Happy Lunar New Year!

Hope you all had a delicious bowl of rice cake soup, and some sweet cash for bowing to your elders. Here are some old posts about Korea's celebration of lunar new year, and here is one about how North Korea celebrates the lunar new year.

-EDIT- To add a few questions about lunar new year . . .

Dear Korean,

As you may know, Chinese New Year is around the corner and it is widely seen as one of the largest annual celebrations in the world. It got me thinking, is Korean New Year (Seollal) celebrated among Korean's as widely as Chinese New Year among the Chinese? Or has it fallen out of practice like other traditional holidays?

Kevin B.

The Korean is not sure about calling lunar new year as "Chinese New Year" or "Korean New Year," but at any rate, seollal is still very much widely celebrated in Korea.

Dear Korean,

I'm a Korean American who immigrated to the U.S in late 1980. Maybe I'm wrong or just can't remember, but I'm pretty certain that people didn't celebrate Lunar New Year in South Korea back in the 1970s during Park Chung-Hee times. Would you happen to know when Lunar New Year became a holiday in South Korea?


The answer is: 1989.  The Korean previously described the vacillation between solar and lunar new year in Korea. Short version of the story is that, although Koreans traditionally celebrated lunar new year, Japan imposed solar new year in the period leading up to the colonial times. But even after the liberation in 1945, Korea could not completely make up its mind about how many holidays to assign on each new year's day. In 1954, Korean government officially relegated the lunar new year to a regular working day, and instead made solar new year's day a three-day holiday. Subsequent Korean governments tried their best to get Korean people to celebrate the solar new year, by claiming that "double new year's day" [이중과세] was wasteful, and solar new year's day was more modern. This policy continued until 1985.

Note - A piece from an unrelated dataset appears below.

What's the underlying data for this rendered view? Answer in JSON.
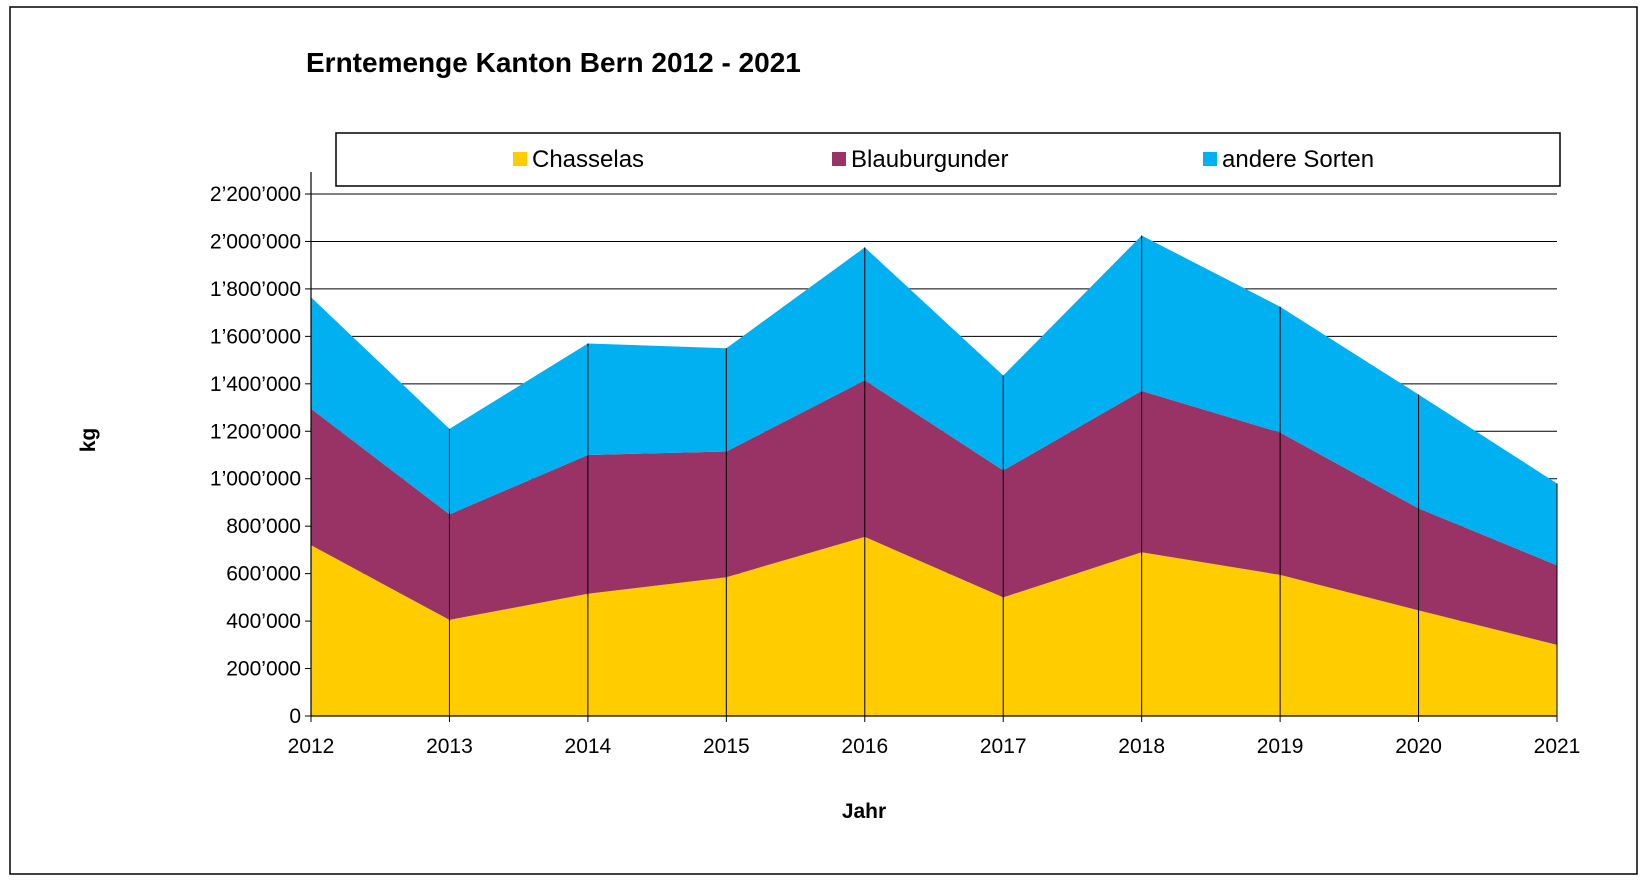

Promotional cartoon from Korean government, circa 1981
The old man is trying to direct people toward the lunar new year,
but over the shining buildings at the end of the road toward
the direction of "solar new year," it says "Modernization."
But old habits refused to die. In 1985, Korean government made an awkward compromise by designating lunar new year's day as "Folk Tradition Day" [민속의 날], and made it a one-day holiday. In 1989, Korean government finally relented and restored lunar new year's day as the proper "New Year's Day" [seollal, 설날], which was to be a three day holiday. The solar new year's day instead became a two-day holiday. Finally, in 1999, the solar new year's day became a one day holiday, and that is the system that is currently in use.